I moderated a panel discussion at the recently completed Pathology Futurescape conference sponsored by the CAP Foundation. The panel members spoke to the topic of Corporate Innovation as an Engine for Change and included the following corporate representatives: Gene Cartwright (GE), David Okrongly (Siemens), Dirk Soenksen (Aperio), and Mark Newburger (Apollo PACS). During the course of the discussion about the future of integrated diagnostics, Gene Cartwright suggested that we need to move resources from the therapeutic to the diagnostic silo in order to achieve the promise of pre-symptomatic/pre-clinical diagnoses for patients. This basic idea is incorporated in the concept of the early health model being championed by both GE and Siemens and about which I have posted a number of previous notes. There was insufficient time during the panel discussion to discuss any of the practical details about how to achieve such a reallocation of resources and about which I would now like to speculate.

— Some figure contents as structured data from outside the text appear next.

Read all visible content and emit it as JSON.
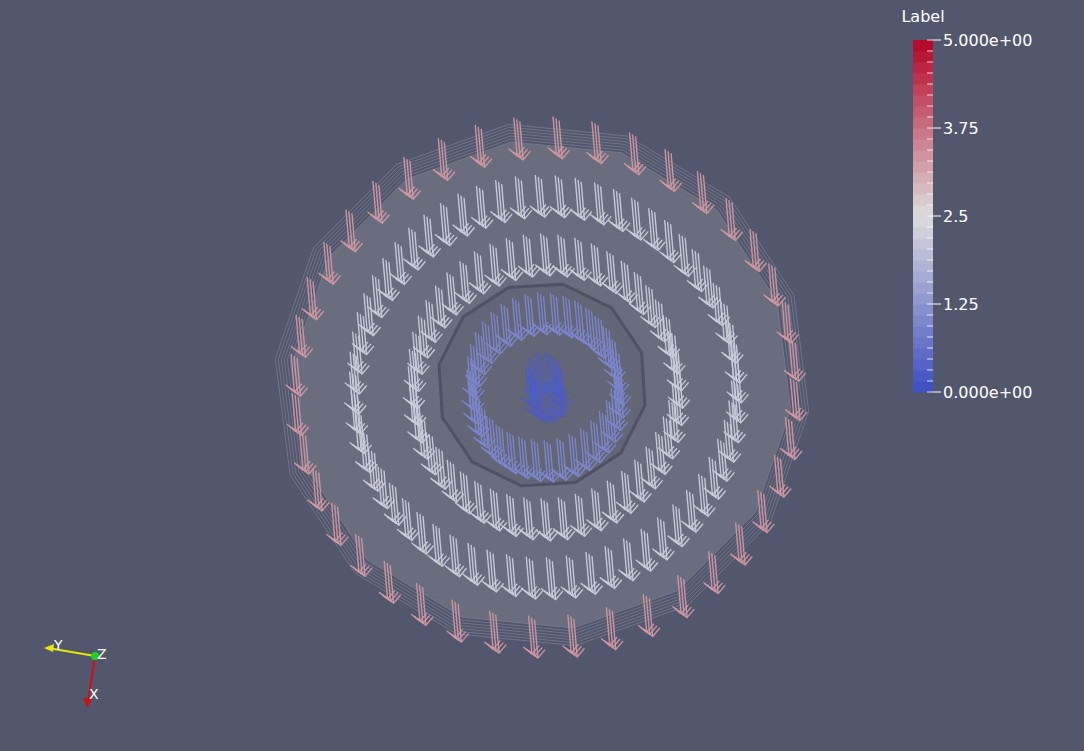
{
  "chart_data": {
    "type": "glyph",
    "colorbar": {
      "title": "Label",
      "range": [
        0,
        5
      ],
      "ticks": [
        {
          "value": 0,
          "label": "0.000e+00"
        },
        1.25,
        2.5,
        3.75,
        {
          "value": 5,
          "label": "5.000e+00"
        }
      ]
    },
    "rings": [
      {
        "value": 0.3,
        "count": 10
      },
      {
        "value": 1.0,
        "count": 36
      },
      {
        "value": 2.2,
        "count": 48
      },
      {
        "value": 2.2,
        "count": 60
      },
      {
        "value": 3.3,
        "count": 40
      }
    ],
    "orientation_axes": [
      "Y",
      "Z",
      "X"
    ]
  }
}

I have come to the conclusion that the key to increasing available resources for diagnostics in the U.S. healthcare delivery system is embedded in the concept of therapeutic efficacy. By this I mean that we need to begin to organize a broad diagnostic effort to determine whether the various drugs being prescribed and administered to patients, particularly expensive chemotherapeutic agents, are achieving their intended results. Put another way, is the chemotherapy being administered to patients inhibiting the course of the disease or curing the patient? Therapeutic efficacy can be measured by means of biomarker monitoring and medical imaging.
The necessary first step in this process will be to determine criteria for measuring therapeutic efficacy by drug by disease and recommending the diagnostic tests and procedures used to measure efficacy. After these criteria have been developed, the program can proceed. A number of possible drug treatments will never be initiated because of negative results obtained from companion diagnostics. Other drugs will be discontinued at some point during therapy because of lack of measurable efficacy. A portion of the dollar savings achieved by the termination of drugs can be reallocated to offset the increased cost of the diagnostics used to assess drug efficacy on a much broader basis.
Needless to say, broader scrutiny of the therapeutic efficacy of drug therapy and terminating proven ineffective therapy will not be greeted with enthusiasm by the pharmaceutical companies despite the fact that the technology exists to mount such programs and the idea aligns closely with a fundamental principle of medicine -- Primum, non nocerum (First, do no harm). Fortunately, neither GE or Siemens, as compared to Roche, has any stake in drug manufacturing. Perhaps they may be willing to throw their weight behind these efforts.